Noted Valeri: “It’s just before the game how he lifts up the guys, you know, screaming, yelling and lifting everybody. It makes me laugh but it’s really effective ... and obviously it’s the kind of guy that you always want to work with.”

But the well-traveled Clark, 33, is much more than someone who throws on a mask and yells a lot.

“I have an on-the-field persona that’s different than who I am off the field,” he said. “When I compete, you’re going to know you’re competing against me, first and foremost. I like to be a little bit brash on the field. But off the field I’m trying to be a good teammate, a good husband, a good man.”

Clark and his wife love going on hikes with their dog Ace, an 11-year-old Plott Hound mix they rescued in North Carolina. Ace’s left foot was paralyzed after he was hit by a car at 4 months old, and he’s had two ACL surgeries on his back leg, but that doesn’t stop him from exploring the forests and mountains of the Pacific Northwest.

“He’s an amazing companion,” Clark said. “He’s been my wife’s guardian angel and my wife and I are so close and such best friends that it’s like a trio with Ace, with all three of us.”

He admits that the rigors of the MLS season can limit his outdoor recreation time, and finds himself watching a lot more people hiking than doing hiking himself.

“I watch a lot of backpacking videos on YouTube, because we haven’t had much time off,” Clark said. “I’m vicariously living through people hiking the Pacific Crest Trail.”

He’s also fueled by his faith. During times of struggle, his faith in God and belief in a higher purpose has kept him grounded, while also driving him to be a lifelong learner.

“My faith has been there any time of challenge in my career,” Clark said. “And that’s led to belief in myself and development, and I feel like I’ve gotten better as I’ve aged, which I’m very proud of and I think you see that fruit in my game.”

That, paired with a mutual fascination with tactics and soccer’s cerebral aspects, has helped forge a close friendship between Valeri and Clark, whose long-term goal is to move into coaching when his playing days are done.

“Steve is a great teammate, is always with good humor, always lifting up guys and being very positive,” Valeri said. “It’s been so easy, so fluid, because we have a lot of things in common ... It looks like he’s going to coach and he’s going to be an intense coach, an amazing coach, if he has the opportunity to do it,” Valeri said.

“I would tell you that he’s unique but at the same time, as they say, he’s a very common-sense guy,” he added. “He has a huge understanding of being normal ... that’s why he is what he is.”

Away from the pitch, Clark’s big dream – one that’s been 10 years in the making – is to buy a motorhome and travel across the country with no destination in mind. It’s something he’s talked about since the beginning of his playing days: Just him, his family, an RV and the open road.
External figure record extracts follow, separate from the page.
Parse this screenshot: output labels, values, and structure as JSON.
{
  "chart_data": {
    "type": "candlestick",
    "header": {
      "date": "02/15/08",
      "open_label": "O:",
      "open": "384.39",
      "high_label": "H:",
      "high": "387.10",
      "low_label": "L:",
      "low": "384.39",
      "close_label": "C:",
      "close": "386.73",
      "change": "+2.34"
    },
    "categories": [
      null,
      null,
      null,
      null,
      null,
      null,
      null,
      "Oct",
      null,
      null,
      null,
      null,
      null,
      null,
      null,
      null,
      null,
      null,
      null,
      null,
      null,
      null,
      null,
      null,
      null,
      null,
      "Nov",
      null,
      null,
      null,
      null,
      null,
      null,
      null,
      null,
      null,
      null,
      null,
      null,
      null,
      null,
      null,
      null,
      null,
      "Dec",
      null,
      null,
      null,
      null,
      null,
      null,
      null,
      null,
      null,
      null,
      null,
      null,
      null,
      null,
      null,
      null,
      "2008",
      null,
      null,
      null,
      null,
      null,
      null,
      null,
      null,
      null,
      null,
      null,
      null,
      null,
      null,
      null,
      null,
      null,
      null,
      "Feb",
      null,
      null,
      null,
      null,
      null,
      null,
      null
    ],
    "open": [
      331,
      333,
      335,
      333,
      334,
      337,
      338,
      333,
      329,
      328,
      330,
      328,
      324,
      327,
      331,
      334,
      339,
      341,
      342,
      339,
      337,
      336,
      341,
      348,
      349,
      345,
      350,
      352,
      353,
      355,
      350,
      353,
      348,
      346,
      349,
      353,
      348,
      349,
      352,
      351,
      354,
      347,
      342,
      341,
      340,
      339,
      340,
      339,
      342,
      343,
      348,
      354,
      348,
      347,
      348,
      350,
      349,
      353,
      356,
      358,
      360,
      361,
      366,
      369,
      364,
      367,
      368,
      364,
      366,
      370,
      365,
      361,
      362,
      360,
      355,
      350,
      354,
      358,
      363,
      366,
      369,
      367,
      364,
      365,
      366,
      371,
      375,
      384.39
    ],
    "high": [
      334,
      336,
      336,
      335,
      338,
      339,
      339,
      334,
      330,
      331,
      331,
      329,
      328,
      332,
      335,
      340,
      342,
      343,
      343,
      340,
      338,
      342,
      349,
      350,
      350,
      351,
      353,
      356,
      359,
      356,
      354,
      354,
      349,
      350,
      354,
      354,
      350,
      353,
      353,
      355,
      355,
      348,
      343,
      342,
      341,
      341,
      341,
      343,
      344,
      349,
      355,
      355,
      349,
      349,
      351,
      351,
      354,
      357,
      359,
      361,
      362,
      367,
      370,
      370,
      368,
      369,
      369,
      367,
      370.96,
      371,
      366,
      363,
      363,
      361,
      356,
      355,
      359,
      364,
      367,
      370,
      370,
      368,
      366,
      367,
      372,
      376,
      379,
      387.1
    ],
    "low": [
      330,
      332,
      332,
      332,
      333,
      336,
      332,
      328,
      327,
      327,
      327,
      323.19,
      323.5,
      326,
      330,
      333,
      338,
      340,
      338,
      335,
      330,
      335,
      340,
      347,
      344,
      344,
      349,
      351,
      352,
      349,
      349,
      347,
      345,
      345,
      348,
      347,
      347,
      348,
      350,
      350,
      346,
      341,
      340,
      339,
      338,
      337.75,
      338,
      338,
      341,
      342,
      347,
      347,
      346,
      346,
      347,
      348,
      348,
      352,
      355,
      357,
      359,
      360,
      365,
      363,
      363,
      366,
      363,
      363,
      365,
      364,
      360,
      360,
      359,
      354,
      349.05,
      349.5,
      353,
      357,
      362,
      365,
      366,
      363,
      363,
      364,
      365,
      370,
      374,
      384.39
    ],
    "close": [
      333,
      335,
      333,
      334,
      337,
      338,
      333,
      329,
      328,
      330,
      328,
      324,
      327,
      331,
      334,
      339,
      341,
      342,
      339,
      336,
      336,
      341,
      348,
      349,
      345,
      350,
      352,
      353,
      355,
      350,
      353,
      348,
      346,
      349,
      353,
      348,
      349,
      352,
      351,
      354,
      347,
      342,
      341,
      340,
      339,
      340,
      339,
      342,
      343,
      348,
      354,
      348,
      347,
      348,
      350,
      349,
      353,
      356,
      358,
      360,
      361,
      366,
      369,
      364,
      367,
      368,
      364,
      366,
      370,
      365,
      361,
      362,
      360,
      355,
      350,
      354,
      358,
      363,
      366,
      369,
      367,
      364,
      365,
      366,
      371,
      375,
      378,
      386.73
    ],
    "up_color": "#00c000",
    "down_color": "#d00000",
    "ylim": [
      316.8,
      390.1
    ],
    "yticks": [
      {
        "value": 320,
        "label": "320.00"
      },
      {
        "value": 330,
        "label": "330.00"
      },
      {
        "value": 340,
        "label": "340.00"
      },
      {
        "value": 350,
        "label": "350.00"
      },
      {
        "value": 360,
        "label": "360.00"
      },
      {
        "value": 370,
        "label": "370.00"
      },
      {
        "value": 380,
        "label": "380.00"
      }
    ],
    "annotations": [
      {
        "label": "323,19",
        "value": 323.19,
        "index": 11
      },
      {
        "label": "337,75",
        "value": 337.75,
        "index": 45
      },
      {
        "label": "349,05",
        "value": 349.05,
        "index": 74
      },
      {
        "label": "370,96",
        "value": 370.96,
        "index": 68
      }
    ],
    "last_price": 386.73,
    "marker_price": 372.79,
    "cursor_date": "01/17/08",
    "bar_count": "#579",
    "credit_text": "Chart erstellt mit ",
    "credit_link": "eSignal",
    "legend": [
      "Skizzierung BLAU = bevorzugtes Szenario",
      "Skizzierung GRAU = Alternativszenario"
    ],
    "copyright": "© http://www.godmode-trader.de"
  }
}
After his wife told him to just do it, he finally gave in and bought that motorhome, and once the season ends, their journey will begin.

“I’ve been talking about this for like 10 years, man,” Clark said. “I’ve been talking about it forever. It’s just time to do it.”

But first, he’s got to help the Timbers complete their playoff push: After a three-game winless slump, the Rose City are perched just below the playoff line in the Western Conference standings, needing positive results in their final three games to ensure that they return to the postseason after last year’s run to the MLS Cup final.

If Portland are to mount another title run, they will need Clark at his distinctive best.